目覚めたのは九時半だった。電話が鳴っている。午前中にかかってくる電話はほぼ例外なくセールスだから、絶対にとらない。コール音は七、八回も鳴って、ようやくやんだ。わたしは十一時まで眠ろうと眼をつむったが、眠れない。くそっ、起こされた──。
マキがわたしのまぶたと唇をつついた。「こら起きんかい。腹へったやんけ」という合図だ。
台所に降りてマキに餌をやり、バナナを食った。コーヒーを淹れて仕事場にもどり、電話の着信記録を見ると、やはりフリーダイヤル“0120”からはじまるセールス電話だった。なんとか、これを撃退する方法はないのか──。

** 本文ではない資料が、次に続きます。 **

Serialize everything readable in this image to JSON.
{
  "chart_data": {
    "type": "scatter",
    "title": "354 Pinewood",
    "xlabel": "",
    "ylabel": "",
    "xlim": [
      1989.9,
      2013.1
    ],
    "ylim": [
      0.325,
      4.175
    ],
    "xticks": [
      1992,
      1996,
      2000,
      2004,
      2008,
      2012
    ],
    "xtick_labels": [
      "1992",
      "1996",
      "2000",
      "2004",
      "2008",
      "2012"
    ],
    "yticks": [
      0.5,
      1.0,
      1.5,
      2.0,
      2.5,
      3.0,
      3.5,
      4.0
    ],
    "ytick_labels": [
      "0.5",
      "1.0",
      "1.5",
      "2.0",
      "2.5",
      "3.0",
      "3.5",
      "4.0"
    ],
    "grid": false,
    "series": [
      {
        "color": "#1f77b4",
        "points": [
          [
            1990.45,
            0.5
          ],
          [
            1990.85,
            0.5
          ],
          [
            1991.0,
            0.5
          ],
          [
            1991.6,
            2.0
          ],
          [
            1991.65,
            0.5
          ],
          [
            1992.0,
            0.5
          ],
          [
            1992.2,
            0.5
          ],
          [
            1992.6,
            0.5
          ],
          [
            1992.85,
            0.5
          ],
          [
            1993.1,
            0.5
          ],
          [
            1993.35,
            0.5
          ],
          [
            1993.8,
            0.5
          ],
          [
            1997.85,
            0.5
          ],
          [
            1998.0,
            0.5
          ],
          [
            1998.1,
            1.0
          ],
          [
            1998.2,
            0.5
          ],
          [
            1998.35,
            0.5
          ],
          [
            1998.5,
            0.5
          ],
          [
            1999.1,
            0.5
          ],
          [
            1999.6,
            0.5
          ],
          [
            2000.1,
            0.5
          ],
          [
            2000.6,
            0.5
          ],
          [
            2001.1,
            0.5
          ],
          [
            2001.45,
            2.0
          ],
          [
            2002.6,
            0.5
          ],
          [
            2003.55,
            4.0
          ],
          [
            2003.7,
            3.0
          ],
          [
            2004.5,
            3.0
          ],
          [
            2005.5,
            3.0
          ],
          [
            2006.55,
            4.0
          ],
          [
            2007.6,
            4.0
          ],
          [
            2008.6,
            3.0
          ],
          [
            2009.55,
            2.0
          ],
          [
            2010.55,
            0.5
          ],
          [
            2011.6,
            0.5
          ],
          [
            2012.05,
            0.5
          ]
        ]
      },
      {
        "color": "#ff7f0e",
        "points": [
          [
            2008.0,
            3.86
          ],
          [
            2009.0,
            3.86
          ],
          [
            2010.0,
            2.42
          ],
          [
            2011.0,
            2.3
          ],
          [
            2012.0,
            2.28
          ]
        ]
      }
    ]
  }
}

そこで思い出した。NTTに“迷惑電話おことわりサービス”とかいうのがあることを。
わたしはNTTに電話した(かかってくる電話は嫌いだが、かける電話はまったく気にならない)。
──ちょっと教えて欲しいんですけど、午前中の電話を拒否したいんです。どうしたらよろしいかね。
──お客さまの電話機にナンバーディスプレイは。
──あります。非通知拒否契約もしてます。
──午後の電話は大丈夫なんですか。
──事情があって、午前中は寝てますねん。午後はOKやけど、夜は九時までにしてほしいんです。
──申しわけありません。当社には時間帯によって着信を拒否するようなサービスはございません。
──ほな、ほかの社やったらあるんですか。